Town Hall and Market is a Grade II listed building in the Powys local planning authority area, Wales. First listed on 20 October 1994. Town hall, market.

Town Hall and Market

WRENN ID
ancient-chapel-kestrel
Grade
II
Local Planning Authority
Powys
Country
Wales
Date first listed
20 October 1994
Type
Town hall, market
Source
Cadw listing

Description

Town Hall and Market

This is a mixed classical building with French Renaissance influences, comprising a town hall with attached market hall. The main facade is constructed in ashlar with an asymmetrical composition reflecting both the sloping site and the building's various functions.

The composition is dominated by a 4-storey clock-tower positioned centrally over the entrance. The main entrance features a segmentally arched opening set within a panelled architrave, with a bracketed lamp and heraldic emblem to the keystone. The recessed panelled doors are topped by a tall fanlight. Above this, the first floor contains a sash window opening onto a balustraded balcony, which is carried on strong moulded brackets. The balcony window has a segmental pediment with paired brackets and pilasters. Paired sash windows sit above a moulded cornice. The upper stage of the tower is emphasised by angle pilasters with foliate capitals, with clock faces set above a panelled apron and geometric punched band course. The tower is surmounted by a French-style pyramidal stone roof with lucarnes, iron-work brattishing and weathervane, and features a disc ornamented entablature.
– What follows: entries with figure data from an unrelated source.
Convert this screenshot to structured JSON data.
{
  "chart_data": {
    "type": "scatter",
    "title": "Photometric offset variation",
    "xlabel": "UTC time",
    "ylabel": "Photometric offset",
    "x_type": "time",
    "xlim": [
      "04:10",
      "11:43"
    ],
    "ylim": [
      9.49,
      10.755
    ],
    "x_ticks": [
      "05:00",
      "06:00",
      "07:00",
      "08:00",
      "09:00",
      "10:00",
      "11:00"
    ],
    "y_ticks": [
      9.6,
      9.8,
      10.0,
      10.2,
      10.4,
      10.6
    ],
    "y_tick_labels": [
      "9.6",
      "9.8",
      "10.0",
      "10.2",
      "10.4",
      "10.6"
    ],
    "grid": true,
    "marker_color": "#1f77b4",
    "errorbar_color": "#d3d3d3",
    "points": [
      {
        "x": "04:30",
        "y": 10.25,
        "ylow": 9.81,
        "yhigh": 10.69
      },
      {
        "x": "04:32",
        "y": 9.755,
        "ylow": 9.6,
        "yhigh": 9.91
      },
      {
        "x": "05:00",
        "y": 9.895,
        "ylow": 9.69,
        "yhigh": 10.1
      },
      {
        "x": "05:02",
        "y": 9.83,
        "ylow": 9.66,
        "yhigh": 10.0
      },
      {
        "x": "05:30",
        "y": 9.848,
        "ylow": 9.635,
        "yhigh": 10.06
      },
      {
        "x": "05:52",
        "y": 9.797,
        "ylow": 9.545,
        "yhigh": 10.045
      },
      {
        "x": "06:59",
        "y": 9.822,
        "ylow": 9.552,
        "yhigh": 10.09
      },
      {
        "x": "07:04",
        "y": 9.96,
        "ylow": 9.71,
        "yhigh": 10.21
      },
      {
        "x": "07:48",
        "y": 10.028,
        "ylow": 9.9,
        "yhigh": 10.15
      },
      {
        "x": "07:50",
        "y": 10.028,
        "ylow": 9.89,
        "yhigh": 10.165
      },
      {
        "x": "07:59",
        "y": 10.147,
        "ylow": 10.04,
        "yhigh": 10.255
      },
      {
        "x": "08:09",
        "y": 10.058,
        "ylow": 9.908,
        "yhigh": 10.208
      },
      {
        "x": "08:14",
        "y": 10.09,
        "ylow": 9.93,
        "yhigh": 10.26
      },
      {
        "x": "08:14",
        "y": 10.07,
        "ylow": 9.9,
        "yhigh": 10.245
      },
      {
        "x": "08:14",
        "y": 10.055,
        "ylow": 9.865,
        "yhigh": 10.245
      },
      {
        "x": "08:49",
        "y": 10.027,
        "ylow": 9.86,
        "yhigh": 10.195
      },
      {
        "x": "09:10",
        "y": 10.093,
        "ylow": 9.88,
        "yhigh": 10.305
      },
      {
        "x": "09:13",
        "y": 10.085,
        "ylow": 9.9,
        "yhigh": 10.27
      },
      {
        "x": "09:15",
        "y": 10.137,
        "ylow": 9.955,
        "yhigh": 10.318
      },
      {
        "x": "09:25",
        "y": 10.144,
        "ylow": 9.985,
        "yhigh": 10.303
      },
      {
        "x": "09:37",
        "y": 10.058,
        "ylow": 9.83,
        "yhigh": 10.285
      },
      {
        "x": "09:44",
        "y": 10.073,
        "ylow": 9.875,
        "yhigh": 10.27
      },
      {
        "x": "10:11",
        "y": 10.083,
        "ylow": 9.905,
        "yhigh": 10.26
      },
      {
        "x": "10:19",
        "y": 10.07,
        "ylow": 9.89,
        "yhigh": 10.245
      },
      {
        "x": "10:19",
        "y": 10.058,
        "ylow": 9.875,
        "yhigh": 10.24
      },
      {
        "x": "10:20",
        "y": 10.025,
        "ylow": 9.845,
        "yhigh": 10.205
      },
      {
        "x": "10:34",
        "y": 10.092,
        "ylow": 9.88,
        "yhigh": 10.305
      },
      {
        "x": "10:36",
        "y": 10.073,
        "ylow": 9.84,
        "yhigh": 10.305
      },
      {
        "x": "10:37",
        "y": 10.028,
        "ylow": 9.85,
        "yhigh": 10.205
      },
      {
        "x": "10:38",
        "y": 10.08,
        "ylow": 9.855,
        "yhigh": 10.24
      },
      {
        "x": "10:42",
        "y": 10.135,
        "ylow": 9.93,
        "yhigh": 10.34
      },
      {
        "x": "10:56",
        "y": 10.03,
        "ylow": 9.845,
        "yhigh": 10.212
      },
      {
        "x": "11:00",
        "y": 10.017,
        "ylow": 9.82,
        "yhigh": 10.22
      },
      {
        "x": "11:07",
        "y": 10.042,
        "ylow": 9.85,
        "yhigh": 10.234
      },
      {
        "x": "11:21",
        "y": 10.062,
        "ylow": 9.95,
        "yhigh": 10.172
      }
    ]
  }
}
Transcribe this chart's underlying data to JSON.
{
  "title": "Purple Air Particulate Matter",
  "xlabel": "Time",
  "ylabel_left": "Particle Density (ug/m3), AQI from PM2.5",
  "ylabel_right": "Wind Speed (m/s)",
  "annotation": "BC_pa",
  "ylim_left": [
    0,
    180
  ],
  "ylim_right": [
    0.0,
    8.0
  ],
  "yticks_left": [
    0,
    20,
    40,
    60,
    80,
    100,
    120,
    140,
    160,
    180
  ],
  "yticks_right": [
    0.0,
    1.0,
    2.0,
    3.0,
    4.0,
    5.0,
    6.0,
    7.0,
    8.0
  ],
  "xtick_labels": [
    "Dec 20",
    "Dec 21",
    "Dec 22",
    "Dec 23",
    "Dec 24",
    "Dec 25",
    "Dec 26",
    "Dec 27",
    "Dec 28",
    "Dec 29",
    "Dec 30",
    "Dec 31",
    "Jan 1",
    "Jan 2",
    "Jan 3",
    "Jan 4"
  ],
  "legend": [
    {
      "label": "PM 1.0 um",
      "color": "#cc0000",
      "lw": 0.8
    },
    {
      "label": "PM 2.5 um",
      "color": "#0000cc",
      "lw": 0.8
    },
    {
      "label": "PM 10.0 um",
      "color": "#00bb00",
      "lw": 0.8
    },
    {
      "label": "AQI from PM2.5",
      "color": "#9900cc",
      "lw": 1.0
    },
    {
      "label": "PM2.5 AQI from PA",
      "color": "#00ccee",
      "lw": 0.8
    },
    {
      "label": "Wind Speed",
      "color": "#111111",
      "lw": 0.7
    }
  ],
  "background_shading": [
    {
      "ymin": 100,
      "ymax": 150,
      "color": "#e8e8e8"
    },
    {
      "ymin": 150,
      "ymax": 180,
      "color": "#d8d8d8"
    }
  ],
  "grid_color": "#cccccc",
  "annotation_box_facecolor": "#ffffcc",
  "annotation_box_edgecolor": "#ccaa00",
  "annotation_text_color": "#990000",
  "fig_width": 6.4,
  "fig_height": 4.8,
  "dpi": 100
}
To the left of the tower, the facade is 2 storeys with bold classical detailing arranged in a 3-bay composition. The first floor is articulated by acanthus capitalled pilasters, with a pediment over the wider central bay above a strongly moulded cornice. Round-headed windows have stencilled key blocks, the central window being of late Renaissance two-light type with oculus, and paired pilasters flank the ends. There is a high panelled blocking course. The ground floor features a deep cornice articulated as 4 bays by plainer pilasters channelled towards the base, with tall windows and a half-glazed entrance to the left.
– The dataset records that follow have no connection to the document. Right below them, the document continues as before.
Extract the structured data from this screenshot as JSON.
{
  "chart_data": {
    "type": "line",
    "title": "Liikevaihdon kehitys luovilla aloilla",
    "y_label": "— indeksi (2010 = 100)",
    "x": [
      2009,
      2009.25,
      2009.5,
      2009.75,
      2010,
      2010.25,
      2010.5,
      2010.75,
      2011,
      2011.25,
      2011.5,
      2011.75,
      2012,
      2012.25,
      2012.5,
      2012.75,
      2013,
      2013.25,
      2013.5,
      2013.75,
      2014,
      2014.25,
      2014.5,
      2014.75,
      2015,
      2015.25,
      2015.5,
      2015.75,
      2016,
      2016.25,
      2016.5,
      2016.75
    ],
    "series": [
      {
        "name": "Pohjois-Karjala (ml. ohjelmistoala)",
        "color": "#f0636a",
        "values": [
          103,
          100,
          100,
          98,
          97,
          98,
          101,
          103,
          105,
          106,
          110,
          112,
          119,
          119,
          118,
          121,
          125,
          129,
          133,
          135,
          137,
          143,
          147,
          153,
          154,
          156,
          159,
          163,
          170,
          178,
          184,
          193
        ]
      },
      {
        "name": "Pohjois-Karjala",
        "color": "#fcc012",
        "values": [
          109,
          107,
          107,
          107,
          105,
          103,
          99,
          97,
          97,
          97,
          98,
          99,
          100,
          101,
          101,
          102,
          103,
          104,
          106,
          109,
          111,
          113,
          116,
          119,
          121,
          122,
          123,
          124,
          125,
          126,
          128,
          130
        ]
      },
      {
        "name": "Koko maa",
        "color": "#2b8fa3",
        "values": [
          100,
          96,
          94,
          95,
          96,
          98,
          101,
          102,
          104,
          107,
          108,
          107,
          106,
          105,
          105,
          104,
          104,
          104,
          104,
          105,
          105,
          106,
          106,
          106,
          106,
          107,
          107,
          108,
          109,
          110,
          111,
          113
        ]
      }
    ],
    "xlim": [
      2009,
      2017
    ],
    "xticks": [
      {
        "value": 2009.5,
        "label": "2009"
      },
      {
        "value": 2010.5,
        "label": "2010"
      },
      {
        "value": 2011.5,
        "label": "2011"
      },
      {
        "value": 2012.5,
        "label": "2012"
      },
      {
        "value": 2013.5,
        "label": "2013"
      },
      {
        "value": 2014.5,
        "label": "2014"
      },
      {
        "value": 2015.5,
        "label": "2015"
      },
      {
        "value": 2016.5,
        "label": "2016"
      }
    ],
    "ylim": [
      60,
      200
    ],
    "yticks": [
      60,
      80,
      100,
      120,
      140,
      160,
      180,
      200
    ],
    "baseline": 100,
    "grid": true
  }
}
To the right of the tower, the facade is 3 storeys with simpler detail. The ground floor mirrors the left side with tall windows and renewed glazing. Above the cornice, the elevation is divided into two bays by foliated giant order pilasters uniting the first and second floors. The first floor has intermediate pilasters forming a band of 4 windows retaining their original sashes. The shorter second floor windows have modern glazing. The cornice above the second floor continues that which runs above the first floor of the tower.

The Hall Street elevation is a 3-storeyed, 4-window return of the main entrance range, with similar parapet, cornice and pilaster treatment and shallow second floor windows over first floor sashes. The ground floor cornice returns over tall semicircular headed openings with moulded arches and keystones; the outer openings are doorways, one retaining small-paned glazing and the other blocked.

To the north-east, a 3-bay section in red brick with 2 storeys may represent the remodelling rather than the replacement of an earlier 19th-century market. It has a deep modillion bracketed cornice, full-height pilasters, and round-arched openings with stone hoods to the first floor and gauged brick voussoirs to the ground floor with stone impost bands and sills. The plinth is of rubble with grilled basement lights to the right. The rear return elevation retains a similar round-headed small-pane window beneath 2 blocked windows with finely gauged brick heads. The market was enlarged in 1881 by the addition of a transverse hall to the north-east, which features full-length louvred clerestory. The classical broken-pedimented south front has finely detailed brickwork including dentilled bands at the top over central ocular windows, and 2 tall recessed areas within which are set semicircular arched good entrances with modern doors. A central round-headed window faces the opposite end. The long side elevation has an inserted sandstone plaque dated 1877.

Interior

The entrance and stair hall is floored in Minton tiles. A cantilevered stone dog-leg staircase with open-work cast-iron balustrades featuring floral ornamentation leads to the principal public rooms on the first floor. The Court-Room in the left hand range retains original fittings including many of the benches, the dock with ornamented cast iron railings above panelled woodwork. The Council chamber in the right hand section retains early 20th-century fittings. The Assembly hall in the rear range has a ribbed coffered ceiling.

The ground floor houses the former corn-exchange in the left hand range, with the main market hall to the rear. The market hall interior retains a stone flagged floor and features stone Doric columns, probably remaining from the earlier market building, now carrying I-section cast-iron beams. Two cast-iron columns with simply foliated capitals also remain, though other supports are later replacements.